Ao pensar como culturas expansivas desbravam os espaços, resultando em novas construções territoriais, recordo frase de Lia Osório Machado1 que inspira este texto: “As delimitações administrativas são decisões dos estados, mas as fronteiras são obras dos povos”.

A reflexão sobre a divisão territorial do Pará vem da condição privilegiada de ter passado o início de minha adolescência em Marabá (PA), antes da Transamazônica, quando vi as transformações ocorridas no sul e sudeste do Pará (que hoje pleiteia se tornar estado do Carajás) em seu doloroso processo de integração à economia nacional; ter vivido em Goiânia (GO), em meados da década de 1970, quando trabalhadores goianos (muitos desgarrados das atividades camponesas) lotavam os ônibus para os garimpos de Redenção (PA) e as primeiras fazendas no sul do Pará; ter morado em Belém durante a maior parte da vida adulta e assistido à expansão urbana na periferia, ocupada também por trabalhadores egressos de Carajás, Tucuruí e Serra Pelada.

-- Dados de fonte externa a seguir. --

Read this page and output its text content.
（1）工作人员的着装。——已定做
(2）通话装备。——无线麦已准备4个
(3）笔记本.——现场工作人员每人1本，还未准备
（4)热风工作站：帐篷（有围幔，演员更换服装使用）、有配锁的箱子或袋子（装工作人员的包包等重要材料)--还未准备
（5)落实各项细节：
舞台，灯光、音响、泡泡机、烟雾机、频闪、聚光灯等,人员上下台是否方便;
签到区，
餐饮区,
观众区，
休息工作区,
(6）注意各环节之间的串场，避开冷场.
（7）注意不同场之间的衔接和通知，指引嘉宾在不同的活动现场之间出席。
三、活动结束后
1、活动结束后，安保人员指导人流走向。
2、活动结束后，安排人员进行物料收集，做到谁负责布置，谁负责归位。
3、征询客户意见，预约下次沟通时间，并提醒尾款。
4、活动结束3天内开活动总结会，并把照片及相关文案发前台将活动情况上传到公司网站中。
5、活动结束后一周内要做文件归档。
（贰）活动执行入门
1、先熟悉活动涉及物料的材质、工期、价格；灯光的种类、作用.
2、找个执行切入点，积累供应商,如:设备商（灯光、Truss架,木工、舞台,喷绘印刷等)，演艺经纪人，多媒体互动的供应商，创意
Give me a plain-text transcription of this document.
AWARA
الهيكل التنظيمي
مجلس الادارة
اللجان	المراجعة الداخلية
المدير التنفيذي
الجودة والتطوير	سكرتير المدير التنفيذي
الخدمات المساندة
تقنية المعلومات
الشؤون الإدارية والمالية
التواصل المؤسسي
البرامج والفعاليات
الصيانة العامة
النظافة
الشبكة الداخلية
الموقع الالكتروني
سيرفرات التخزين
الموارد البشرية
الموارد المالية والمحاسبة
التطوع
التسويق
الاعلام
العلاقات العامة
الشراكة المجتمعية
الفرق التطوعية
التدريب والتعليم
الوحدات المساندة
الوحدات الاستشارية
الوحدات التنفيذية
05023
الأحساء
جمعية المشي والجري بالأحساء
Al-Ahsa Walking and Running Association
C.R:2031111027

Nascida em Santarém, morei ainda no Maranhão quando o estado exportava trabalhadores para a Amazônia, deixando uma sociedade empobrecida pelos latifúndios. Em Brasília, pude presenciar a arrogância da tecnocracia com as regiões periféricas e, no retorno ao oeste do Pará, deparei com a veemência da luta pela autonomia.

Vi de perto as áreas de colonização nas Rodovias Transamazônica e Santarém-Cuiabá, que cortam o centro-sul do estado do Pará, por cerca de mil quilômetros no sentido leste-oeste e quase a mesma extensão no sentido sul-norte, respectivamente.

Foram mais de 50 anos de transformações profundas no vasto território paraense, de 1.247.689,515 quilômetros quadrados, que se converteu, no final do século passado, num espaço de oportunidades para o crescimento econômico das regiões mais ricas do país e de economias globais.

Julgar as razões da emancipação exige uma reflexão que uma campanha não supre. Quais projetos estão presentes e podem emergir nesse conflito velado há tanto tempo e revelado pelo plebiscito marcado para 11 de dezembro? São legítimos os pleitos de Carajás e Tapajós em defender sua emancipação, assim como a paixão da região da capital, que se vê afrontada pelo fato de que mais de 70% de seu território é habitado por paraenses que não se veem representados por sua capital.

O Pará se defronta com um dos momentos mais dramáticos e inevitáveis de sua história e da história econômica, social e cultural do Brasil. Além dos paraenses originários, serão os brasileiros de todo o país, acolhidos e com direito de voto no Pará, que indicarão seu destino.

A relação do Pará com o Brasil

Os primeiros paraenses foram os indígenas2, africanos e seus descendentes, portugueses, judeus, árabes e migrantes nordestinos atraídos pelas economias extrativas. Antes das estradas, os paraenses viviam nas cidades e no interior do estado, com acesso exclusivamente por vias fluviais. Descendiam de relações econômicas e sociais herdadas dos séculos 18 e 19, quando a miscigenação foi acrescida pela presença nordestina, na economia da borracha. Belém e Manaus foram as capitais para onde afluíam as relações mercantis e os serviços de educação e trabalho especializados.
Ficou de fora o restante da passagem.